İçeriğe geçmek için "Enter"a basın

Müslüman işadamıydı O şimdi rahip

13 yaşında Kuran okumayı öğrenen, inançlı bir ailede yetişmiş Hasan Yaman, uluslararası ilişkiler okuduktan sonra, işini kurdu ardından her şeyi bırakıp kendini Hıristiyanlık dinine hizmet etmeye adadı. Altı ay önce İzmir Yeni Doğuş Kilisesi’ne rahip olarak atanan Yaman’ın tek destekçisi, inançlı bir Müslüman olan eşi Seval Yaman. 

‘Kocam Müslüman bir işadamıydı, şimdi ise rahip’  

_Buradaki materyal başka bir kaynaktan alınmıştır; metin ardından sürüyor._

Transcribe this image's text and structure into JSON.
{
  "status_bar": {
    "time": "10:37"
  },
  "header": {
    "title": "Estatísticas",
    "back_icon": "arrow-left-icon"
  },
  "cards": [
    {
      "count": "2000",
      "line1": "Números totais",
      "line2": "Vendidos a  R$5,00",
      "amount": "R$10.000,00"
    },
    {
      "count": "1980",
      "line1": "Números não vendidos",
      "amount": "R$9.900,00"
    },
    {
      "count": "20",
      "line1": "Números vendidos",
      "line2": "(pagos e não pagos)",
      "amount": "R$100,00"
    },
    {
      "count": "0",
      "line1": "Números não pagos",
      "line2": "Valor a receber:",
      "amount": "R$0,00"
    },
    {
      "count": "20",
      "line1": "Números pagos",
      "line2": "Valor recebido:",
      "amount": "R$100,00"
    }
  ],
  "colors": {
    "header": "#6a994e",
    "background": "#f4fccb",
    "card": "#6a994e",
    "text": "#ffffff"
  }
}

Altı ay önce İzmir Yeni Doğuş Kilisesi’ne rahip olarak atanan Hasan Yaman, Müslüman bir ailede doğdu. Uluslararası ilişkiler okuyup iş hayatına atıldı. Hıristiyanlığı seçmekle yetinmedi, işini de bırakıp din eğitimi aldı ve rahip oldu. Peki, tüm bunlara eşi ne dedi?.

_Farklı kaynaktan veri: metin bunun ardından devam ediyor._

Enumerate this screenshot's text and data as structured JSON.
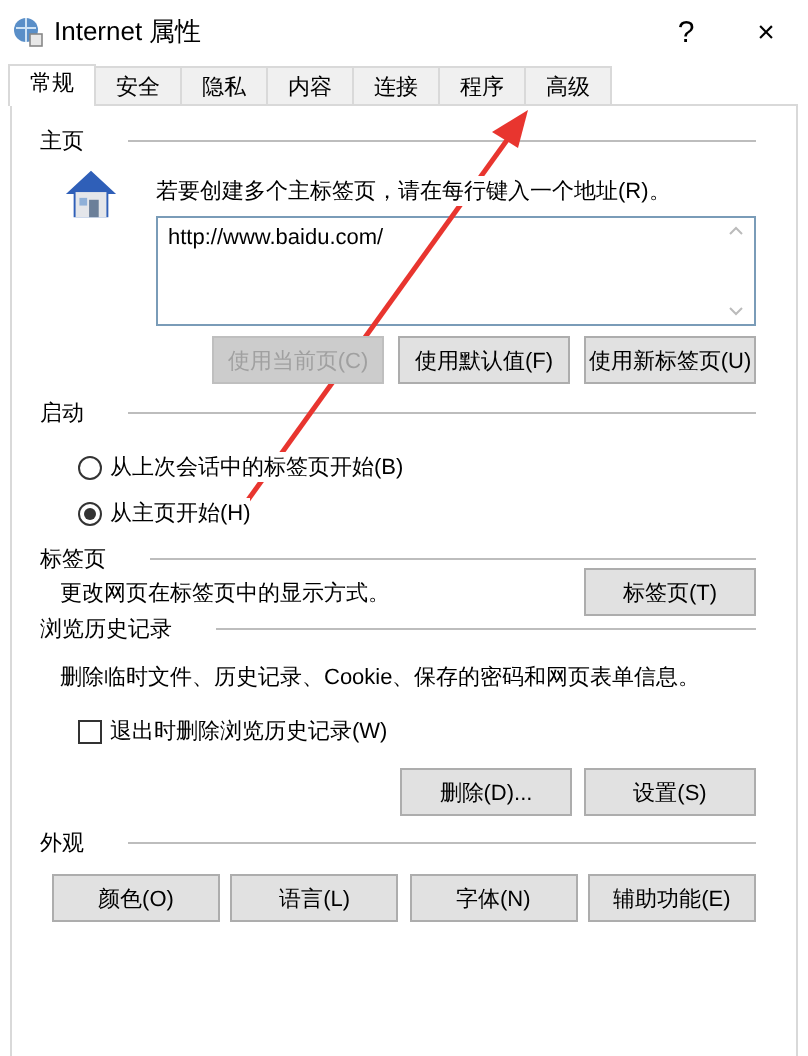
{
  "window": {
    "title": "Internet 属性",
    "help": "?",
    "close": "×"
  },
  "tabs": [
    {
      "label": "常规",
      "selected": true
    },
    {
      "label": "安全",
      "selected": false
    },
    {
      "label": "隐私",
      "selected": false
    },
    {
      "label": "内容",
      "selected": false
    },
    {
      "label": "连接",
      "selected": false
    },
    {
      "label": "程序",
      "selected": false
    },
    {
      "label": "高级",
      "selected": false
    }
  ],
  "home_page": {
    "heading": "主页",
    "instruction": "若要创建多个主标签页，请在每行键入一个地址(R)。",
    "addresses": "http://www.baidu.com/",
    "buttons": [
      {
        "label": "使用当前页(C)",
        "disabled": true
      },
      {
        "label": "使用默认值(F)",
        "disabled": false
      },
      {
        "label": "使用新标签页(U)",
        "disabled": false
      }
    ]
  },
  "startup": {
    "heading": "启动",
    "options": [
      {
        "label": "从上次会话中的标签页开始(B)",
        "selected": false
      },
      {
        "label": "从主页开始(H)",
        "selected": true
      }
    ]
  },
  "tabs_section": {
    "heading": "标签页",
    "description": "更改网页在标签页中的显示方式。",
    "button": "标签页(T)"
  },
  "browsing_history": {
    "heading": "浏览历史记录",
    "description": "删除临时文件、历史记录、Cookie、保存的密码和网页表单信息。",
    "delete_on_exit": {
      "label": "退出时删除浏览历史记录(W)",
      "checked": false
    },
    "buttons": [
      "删除(D)...",
      "设置(S)"
    ]
  },
  "appearance": {
    "heading": "外观",
    "buttons": [
      "颜色(O)",
      "语言(L)",
      "字体(N)",
      "辅助功能(E)"
    ]
  }
}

Bir sabah uyanıyorsunuz, Müslüman bir adam olarak evlendiğiniz kocanız, rahip olmuş! Hıristiyan olacağım,” dediğinde çok da önemsemiyorsunuz. Dinini değiştiriyor, iş hayatını bırakıyor, sonra da din eğitimi almak için yola koyuluyor. Önce diagon (rahip yardımcısı) oluyor, bundan altı ay önce de İzmir Yeni Doğuş Kilisesi’ne pastör (rahip) olarak atanıyor. Hasan Yaman ve Seval Yaman’ın hikâyesi bu. Onlar aslında hiç de kolay olmayan bu sancılı süreci, birlikte atlatmışlar. Hasan Yaman istediği gibi bir rahip olmuş, Seval Yaman ise dinini değiştirmeyi aklının ucundan bile geçirmemiş. Öyküleri benim ilgimi çekti, sizi de tanıştırmak istedim.. 

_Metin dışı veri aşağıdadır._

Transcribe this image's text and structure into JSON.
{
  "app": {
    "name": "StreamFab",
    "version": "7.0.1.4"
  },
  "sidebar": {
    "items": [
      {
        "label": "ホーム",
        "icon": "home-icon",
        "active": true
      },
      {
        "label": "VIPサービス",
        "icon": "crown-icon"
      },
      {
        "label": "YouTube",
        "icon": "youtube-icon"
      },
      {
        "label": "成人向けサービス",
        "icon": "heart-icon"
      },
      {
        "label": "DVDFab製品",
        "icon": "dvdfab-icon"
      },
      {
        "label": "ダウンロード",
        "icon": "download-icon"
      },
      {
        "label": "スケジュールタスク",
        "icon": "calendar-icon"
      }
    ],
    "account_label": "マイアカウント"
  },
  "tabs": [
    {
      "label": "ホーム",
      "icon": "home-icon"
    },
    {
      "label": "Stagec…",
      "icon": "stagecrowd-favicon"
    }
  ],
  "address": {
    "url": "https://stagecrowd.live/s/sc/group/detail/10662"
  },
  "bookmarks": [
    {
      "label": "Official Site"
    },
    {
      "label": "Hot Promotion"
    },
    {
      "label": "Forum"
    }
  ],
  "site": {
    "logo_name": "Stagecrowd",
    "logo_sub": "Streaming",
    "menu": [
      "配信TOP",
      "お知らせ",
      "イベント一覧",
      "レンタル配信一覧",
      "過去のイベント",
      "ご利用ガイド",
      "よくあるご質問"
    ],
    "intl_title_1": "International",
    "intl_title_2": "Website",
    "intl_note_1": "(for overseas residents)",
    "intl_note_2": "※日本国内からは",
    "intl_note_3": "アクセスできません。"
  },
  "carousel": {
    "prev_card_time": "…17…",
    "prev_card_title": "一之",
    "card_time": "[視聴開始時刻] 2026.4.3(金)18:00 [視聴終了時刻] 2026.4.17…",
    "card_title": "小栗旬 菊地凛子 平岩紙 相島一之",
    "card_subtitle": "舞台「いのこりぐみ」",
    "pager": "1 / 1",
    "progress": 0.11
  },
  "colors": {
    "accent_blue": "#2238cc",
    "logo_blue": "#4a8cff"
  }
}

– Bir sabah uyanıyorsunuz Müslüman bir işadamı olarak âşık olduğunuz kocanız artık bir rahip! O an aklınızdan neler geçti?
– Seval Yaman: Şaşkınlık! O bir süreçti tabii. Yıllar içinde oldu bu noktaya gelişi. “Hıristiyan olacağım,” dediğinde çok ciddiye almamıştım aslında.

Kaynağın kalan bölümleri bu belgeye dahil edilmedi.